In the short run, these regulatory discussions have limited impact on spot pricing, which remains driven by global supply, Chinese demand and currency moves. However, the ILUC file is already influencing term contracting, with some buyers and sellers cautious about long‑dated commitments for soy‑based biodiesel supply chains until the final scope and timing of the delegated act are clearer.
Outlook & Trading Strategy
Near‑term, global soybean prices are likely to stay range‑bound as markets weigh adequate old‑crop stocks against weather and acreage in the U.S. and South America. CBOT futures around €10/bu signal neither acute shortage nor surplus, but volatility could pick up on any U.S. weather scare or policy headline from Brussels.
Trading recommendations (1–3 months)
- EU crushers/feed buyers: Use current stable EUR‑denominated prices to extend coverage modestly into Q4 2026, but avoid over‑lengthy commitments in soy oil tied to biofuel mandates until ILUC rules are final.
- EU growers: The record German crop and decade‑long EU growth trend support continued soybean inclusion in rotations.

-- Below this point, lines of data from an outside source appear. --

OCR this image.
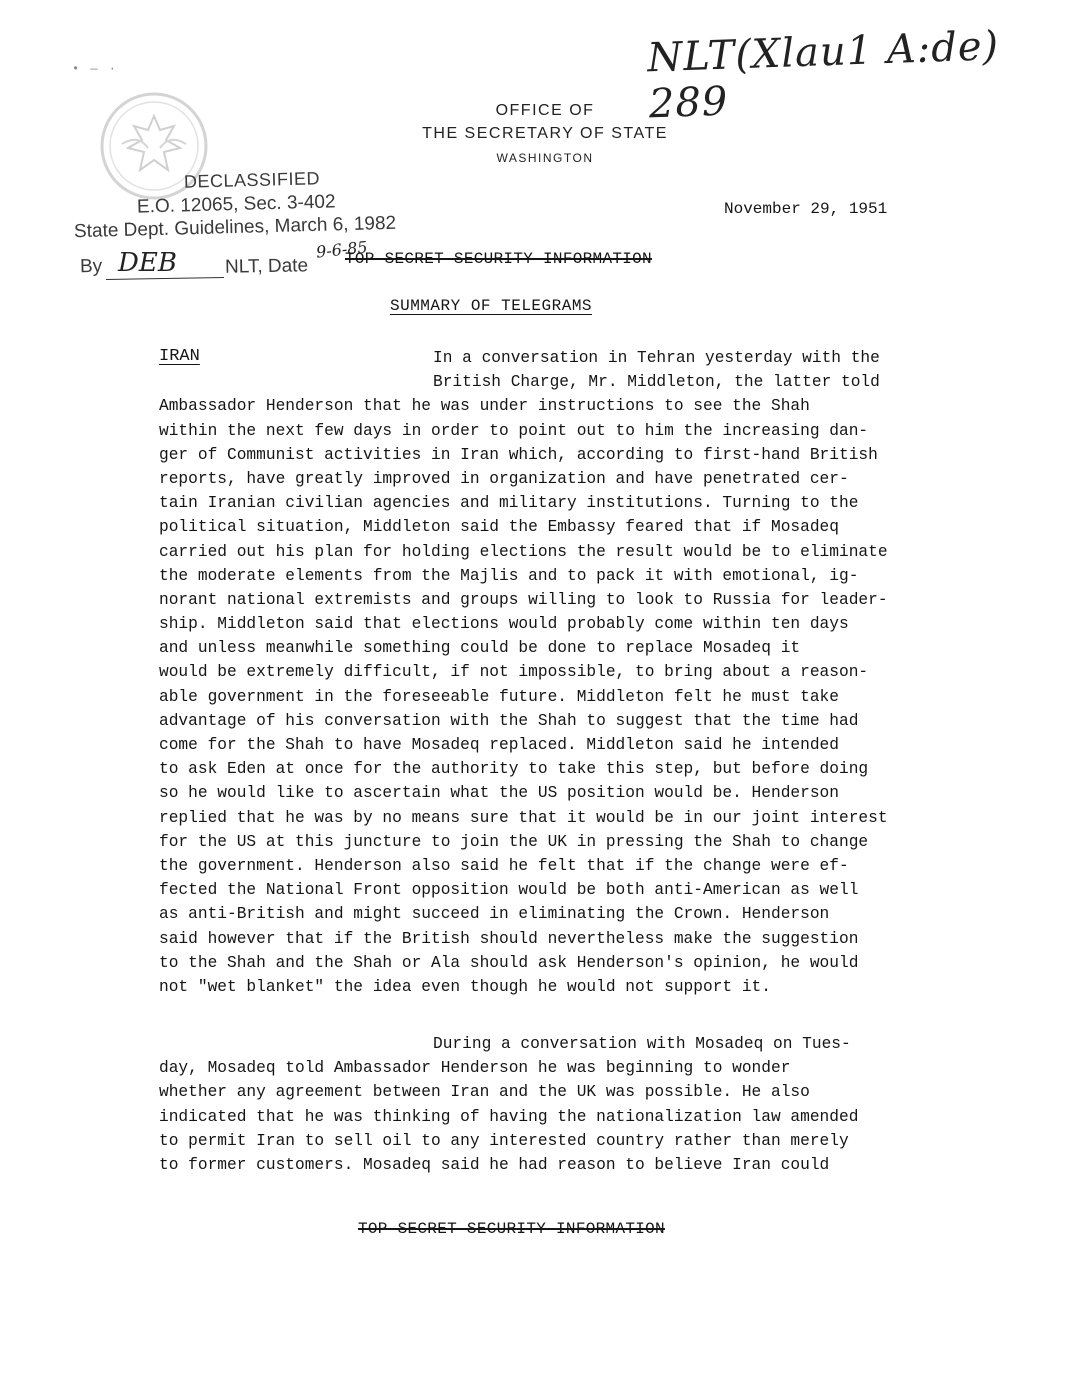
NLT(Xlau1 A:de) 289
• — ·
OFFICE OF
THE SECRETARY OF STATE
WASHINGTON
DECLASSIFIED
E.O. 12065, Sec. 3-402
State Dept. Guidelines, March 6, 1982
By DEB	NLT, Date
9-6-85
November 29, 1951
TOP SECRET SECURITY INFORMATION
SUMMARY OF TELEGRAMS
IRAN	In a conversation in Tehran yesterday with the
British Charge, Mr. Middleton, the latter told
Ambassador Henderson that he was under instructions to see the Shah
within the next few days in order to point out to him the increasing dan-
ger of Communist activities in Iran which, according to first-hand British
reports, have greatly improved in organization and have penetrated cer-
tain Iranian civilian agencies and military institutions. Turning to the
political situation, Middleton said the Embassy feared that if Mosadeq
carried out his plan for holding elections the result would be to eliminate
the moderate elements from the Majlis and to pack it with emotional, ig-
norant national extremists and groups willing to look to Russia for leader-
ship. Middleton said that elections would probably come within ten days
and unless meanwhile something could be done to replace Mosadeq it
would be extremely difficult, if not impossible, to bring about a reason-
able government in the foreseeable future. Middleton felt he must take
advantage of his conversation with the Shah to suggest that the time had
come for the Shah to have Mosadeq replaced. Middleton said he intended
to ask Eden at once for the authority to take this step, but before doing
so he would like to ascertain what the US position would be. Henderson
replied that he was by no means sure that it would be in our joint interest
for the US at this juncture to join the UK in pressing the Shah to change
the government. Henderson also said he felt that if the change were ef-
fected the National Front opposition would be both anti-American as well
as anti-British and might succeed in eliminating the Crown. Henderson
said however that if the British should nevertheless make the suggestion
to the Shah and the Shah or Ala should ask Henderson's opinion, he would
not "wet blanket" the idea even though he would not support it.
During a conversation with Mosadeq on Tues-
day, Mosadeq told Ambassador Henderson he was beginning to wonder
whether any agreement between Iran and the UK was possible. He also
indicated that he was thinking of having the nationalization law amended
to permit Iran to sell oil to any interested country rather than merely
to former customers. Mosadeq said he had reason to believe Iran could
TOP SECRET SECURITY INFORMATION
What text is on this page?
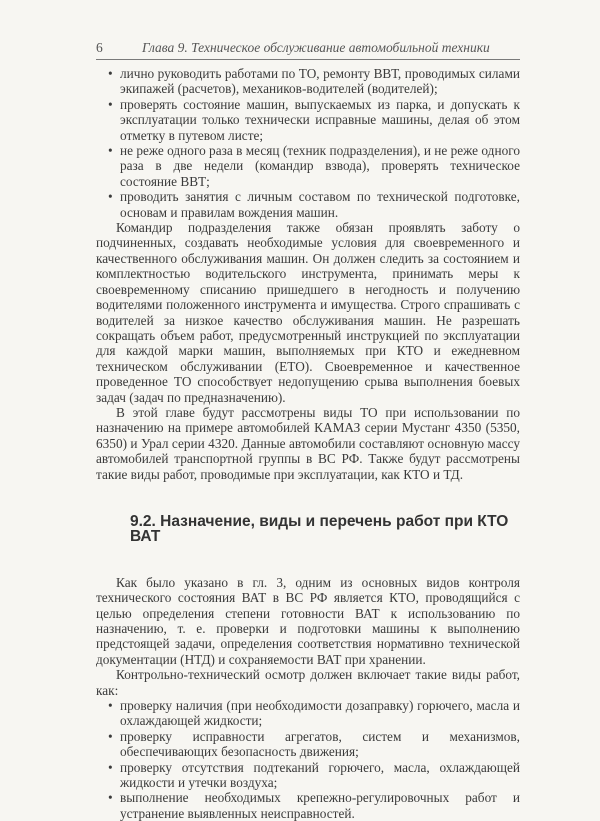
6	Глава 9. Техническое обслуживание автомобильной техники

• лично руководить работами по ТО, ремонту ВВТ, проводимых силами экипажей (расчетов), механиков-водителей (водителей);

• проверять состояние машин, выпускаемых из парка, и допускать к эксплуатации только технически исправные машины, делая об этом отметку в путевом листе;

• не реже одного раза в месяц (техник подразделения), и не реже одного раза в две недели (командир взвода), проверять техническое состояние ВВТ;

• проводить занятия с личным составом по технической подготовке, основам и правилам вождения машин.

Командир подразделения также обязан проявлять заботу о подчиненных, создавать необходимые условия для своевременного и качественного обслуживания машин. Он должен следить за состоянием и комплектностью водительского инструмента, принимать меры к своевременному списанию пришедшего в негодность и получению водителями положенного инструмента и имущества. Строго спрашивать с водителей за низкое качество обслуживания машин. Не разрешать сокращать объем работ, предусмотренный инструкцией по эксплуатации для каждой марки машин, выполняемых при КТО и ежедневном техническом обслуживании (ЕТО). Своевременное и качественное проведенное ТО способствует недопущению срыва выполнения боевых задач (задач по предназначению).

В этой главе будут рассмотрены виды ТО при использовании по назначению на примере автомобилей КАМАЗ серии Мустанг 4350 (5350, 6350) и Урал серии 4320. Данные автомобили составляют основную массу автомобилей транспортной группы в ВС РФ. Также будут рассмотрены такие виды работ, проводимые при эксплуатации, как КТО и ТД.

9.2. Назначение, виды и перечень работ при КТО ВАТ

Как было указано в гл. 3, одним из основных видов контроля технического состояния ВАТ в ВС РФ является КТО, проводящийся с целью определения степени готовности ВАТ к использованию по назначению, т. е. проверки и подготовки машины к выполнению предстоящей задачи, определения соответствия нормативно технической документации (НТД) и сохраняемости ВАТ при хранении.

Контрольно-технический осмотр должен включает такие виды работ, как:

• проверку наличия (при необходимости дозаправку) горючего, масла и охлаждающей жидкости;

• проверку исправности агрегатов, систем и механизмов, обеспечивающих безопасность движения;

• проверку отсутствия подтеканий горючего, масла, охлаждающей жидкости и утечки воздуха;

• выполнение необходимых крепежно-регулировочных работ и устранение выявленных неисправностей.
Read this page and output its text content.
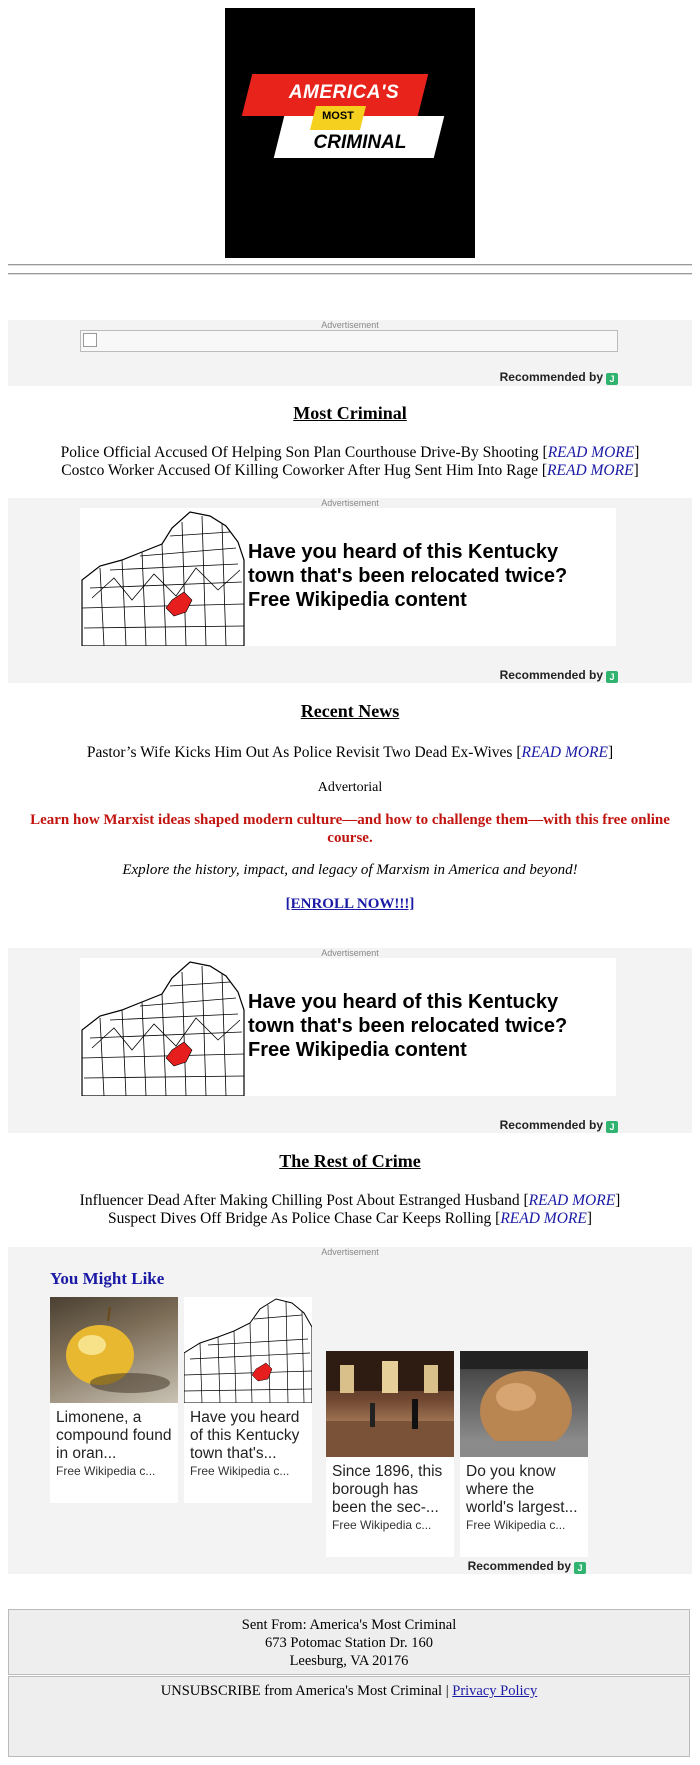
AMERICA'S
MOST
CRIMINAL
Advertisement
Recommended by J
Most Criminal
Police Official Accused Of Helping Son Plan Courthouse Drive-By Shooting [READ MORE]
Costco Worker Accused Of Killing Coworker After Hug Sent Him Into Rage [READ MORE]
Advertisement
Have you heard of this Kentucky town that's been relocated twice? Free Wikipedia content
Recommended by J
Recent News
Pastor’s Wife Kicks Him Out As Police Revisit Two Dead Ex-Wives [READ MORE]
Advertorial
Learn how Marxist ideas shaped modern culture—and how to challenge them—with this free online course.
Explore the history, impact, and legacy of Marxism in America and beyond!
[ENROLL NOW!!!]
Advertisement
Have you heard of this Kentucky town that's been relocated twice? Free Wikipedia content
Recommended by J
The Rest of Crime
Influencer Dead After Making Chilling Post About Estranged Husband [READ MORE]
Suspect Dives Off Bridge As Police Chase Car Keeps Rolling [READ MORE]
Advertisement
You Might Like
Limonene, a compound found in oran...
Free Wikipedia c...
Have you heard of this Kentucky town that's...
Free Wikipedia c...	Since 1896, this borough has been the sec-...
Free Wikipedia c...
Do you know where the world's largest...
Free Wikipedia c...
Recommended by J
Sent From: America's Most Criminal
673 Potomac Station Dr. 160
Leesburg, VA 20176
UNSUBSCRIBE from America's Most Criminal | Privacy Policy
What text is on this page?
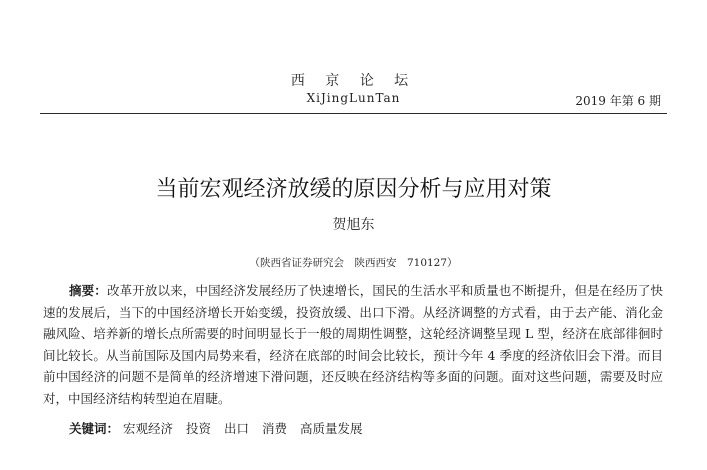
西 京 论 坛
XiJingLunTan	2019 年第 6 期
当前宏观经济放缓的原因分析与应用对策
贺旭东
（陕西省证券研究会　陕西西安　710127）
摘要：改革开放以来，中国经济发展经历了快速增长，国民的生活水平和质量也不断提升，但是在经历了快速的发展后，当下的中国经济增长开始变缓，投资放缓、出口下滑。从经济调整的方式看，由于去产能、消化金融风险、培养新的增长点所需要的时间明显长于一般的周期性调整，这轮经济调整呈现 L 型，经济在底部徘徊时间比较长。从当前国际及国内局势来看，经济在底部的时间会比较长，预计今年 4 季度的经济依旧会下滑。而目前中国经济的问题不是简单的经济增速下滑问题，还反映在经济结构等多面的问题。面对这些问题，需要及时应对，中国经济结构转型迫在眉睫。
关键词： 宏观经济 投资 出口 消费 高质量发展
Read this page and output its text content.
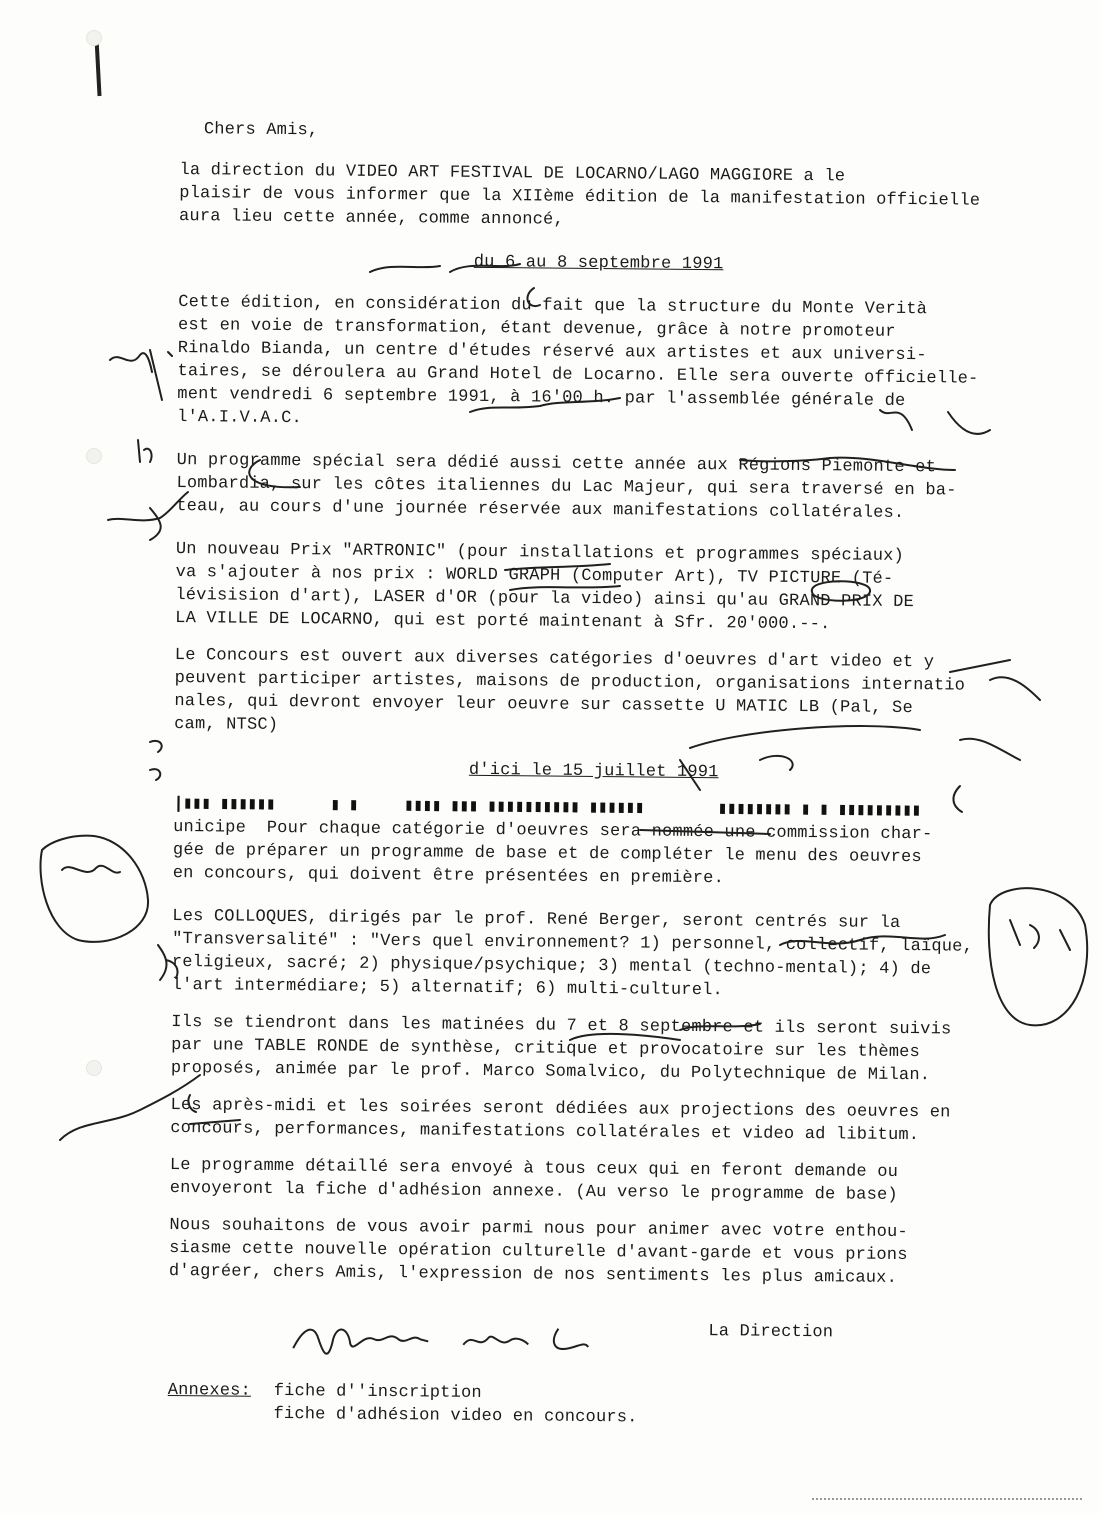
Chers Amis,

la direction du VIDEO ART FESTIVAL DE LOCARNO/LAGO MAGGIORE a le
plaisir de vous informer que la XIIème édition de la manifestation officielle
aura lieu cette année, comme annoncé,

du 6 au 8 septembre 1991

Cette édition, en considération du fait que la structure du Monte Verità
est en voie de transformation, étant devenue, grâce à notre promoteur
Rinaldo Bianda, un centre d'études réservé aux artistes et aux universi-
taires, se déroulera au Grand Hotel de Locarno. Elle sera ouverte officielle-
ment vendredi 6 septembre 1991, à 16'00 h. par l'assemblée générale de
l'A.I.V.A.C.

Un programme spécial sera dédié aussi cette année aux Régions Piemonte et
Lombardia, sur les côtes italiennes du Lac Majeur, qui sera traversé en ba-
teau, au cours d'une journée réservée aux manifestations collatérales.

Un nouveau Prix "ARTRONIC" (pour installations et programmes spéciaux)
va s'ajouter à nos prix : WORLD GRAPH (Computer Art), TV PICTURE (Té-
lévisision d'art), LASER d'OR (pour la video) ainsi qu'au GRAND PRIX DE
LA VILLE DE LOCARNO, qui est porté maintenant à Sfr. 20'000.--.

Le Concours est ouvert aux diverses catégories d'oeuvres d'art video et y
peuvent participer artistes, maisons de production, organisations internatio
nales, qui devront envoyer leur oeuvre sur cassette U MATIC LB (Pal, Se
cam, NTSC)

d'ici le 15 juillet 1991

|▮▮▮ ▮▮▮▮▮▮      ▮ ▮     ▮▮▮▮ ▮▮▮ ▮▮▮▮▮▮▮▮▮▮ ▮▮▮▮▮▮        ▮▮▮▮▮▮▮▮ ▮ ▮ ▮▮▮▮▮▮▮▮▮

unicipe  Pour chaque catégorie d'oeuvres sera nommée une commission char-

gée de préparer un programme de base et de compléter le menu des oeuvres
en concours, qui doivent être présentées en première.

Les COLLOQUES, dirigés par le prof. René Berger, seront centrés sur la
"Transversalité" : "Vers quel environnement? 1) personnel, collectif, laïque,
religieux, sacré; 2) physique/psychique; 3) mental (techno-mental); 4) de
l'art intermédiare; 5) alternatif; 6) multi-culturel.

Ils se tiendront dans les matinées du 7 et 8 septembre et ils seront suivis
par une TABLE RONDE de synthèse, critique et provocatoire sur les thèmes
proposés, animée par le prof. Marco Somalvico, du Polytechnique de Milan.

Les après-midi et les soirées seront dédiées aux projections des oeuvres en
concours, performances, manifestations collatérales et video ad libitum.

Le programme détaillé sera envoyé à tous ceux qui en feront demande ou
envoyeront la fiche d'adhésion annexe. (Au verso le programme de base)

Nous souhaitons de vous avoir parmi nous pour animer avec votre enthou-
siasme cette nouvelle opération culturelle d'avant-garde et vous prions
d'agréer, chers Amis, l'expression de nos sentiments les plus amicaux.

La Direction
Annexes: fiche d''inscription
fiche d'adhésion video en concours.
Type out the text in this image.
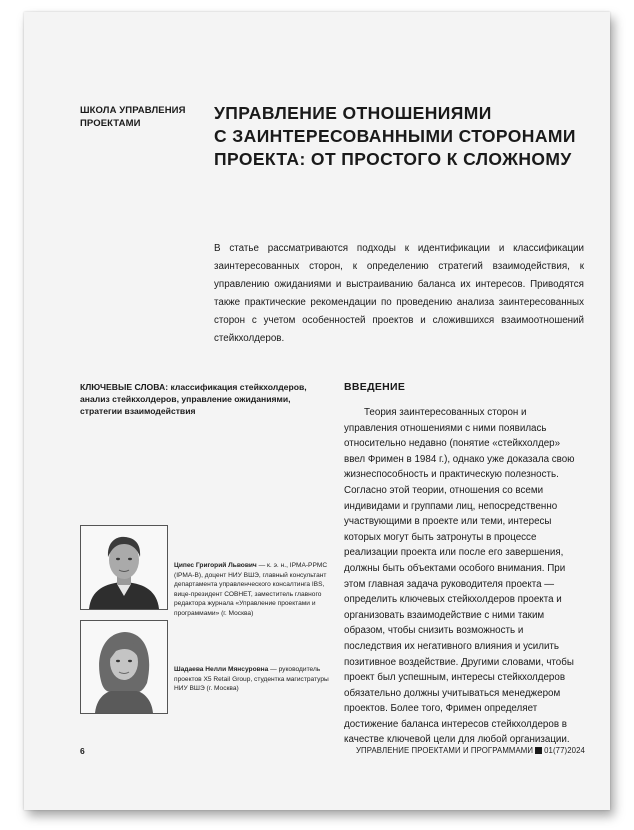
ШКОЛА УПРАВЛЕНИЯ ПРОЕКТАМИ
УПРАВЛЕНИЕ ОТНОШЕНИЯМИ
С ЗАИНТЕРЕСОВАННЫМИ СТОРОНАМИ
ПРОЕКТА: ОТ ПРОСТОГО К СЛОЖНОМУ
В статье рассматриваются подходы к идентификации и классификации заинтересованных сторон, к определению стратегий взаимодействия, к управлению ожиданиями и выстраиванию баланса их интересов. Приводятся также практические рекомендации по проведению анализа заинтересованных сторон с учетом особенностей проектов и сложившихся взаимоотношений стейкхолдеров.
КЛЮЧЕВЫЕ СЛОВА: классификация стейкхолдеров, анализ стейкхолдеров, управление ожиданиями, стратегии взаимодействия
ВВЕДЕНИЕ

Теория заинтересованных сторон и управления отношениями с ними появилась относительно недавно (понятие «стейкхолдер» ввел Фримен в 1984 г.), однако уже доказала свою жизнеспособность и практическую полезность. Согласно этой теории, отношения со всеми индивидами и группами лиц, непосредственно участвующими в проекте или теми, интересы которых могут быть затронуты в процессе реализации проекта или после его завершения, должны быть объектами особого внимания. При этом главная задача руководителя проекта — определить ключевых стейкхолдеров проекта и организовать взаимодействие с ними таким образом, чтобы снизить возможность и последствия их негативного влияния и усилить позитивное воздействие. Другими словами, чтобы проект был успешным, интересы стейкхолдеров обязательно должны учитываться менеджером проектов. Более того, Фримен определяет достижение баланса интересов стейкхолдеров в качестве ключевой цели для любой организации.

Ципес Григорий Львович — к. э. н., IPMA-PPMC (IPMA-B), доцент НИУ ВШЭ, главный консультант департамента управленческого консалтинга IBS, вице-президент СОВНЕТ, заместитель главного редактора журнала «Управление проектами и программами» (г. Москва)
Шадаева Нелли Мянсуровна — руководитель проектов X5 Retail Group, студентка магистратуры НИУ ВШЭ (г. Москва)
6	УПРАВЛЕНИЕ ПРОЕКТАМИ И ПРОГРАММАМИ 01(77)2024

However, factor potential ILUC‑driven demand shifts into medium‑term acreage planning, especially for soy destined for energy markets.
- Importers/originators into EU: Maintain diversified origin portfolios (EU, US, South America, Black Sea) to manage regulatory and sustainability‑compliance risks, while watching premiums for certified low‑deforestation and non‑GMO lots.
3‑day directional price view (EUR)
- CBOT soybeans (nearest liquid contract, in EUR/bu): Neutral to slightly bearish bias as long as U.S. weather remains benign and no major demand shock emerges.
- EU‑delivered soymeal (derived from futures, in EUR/tonne): Broadly stable; minor downside risk if futures ease and freight/logistics remain smooth.
- Non‑GMO Ukrainian soybeans (CPT Odesa, in EUR/kg): Narrow, range‑bound trade expected around current levels, with basis moves driven mainly by Black Sea logistics and local currency swings.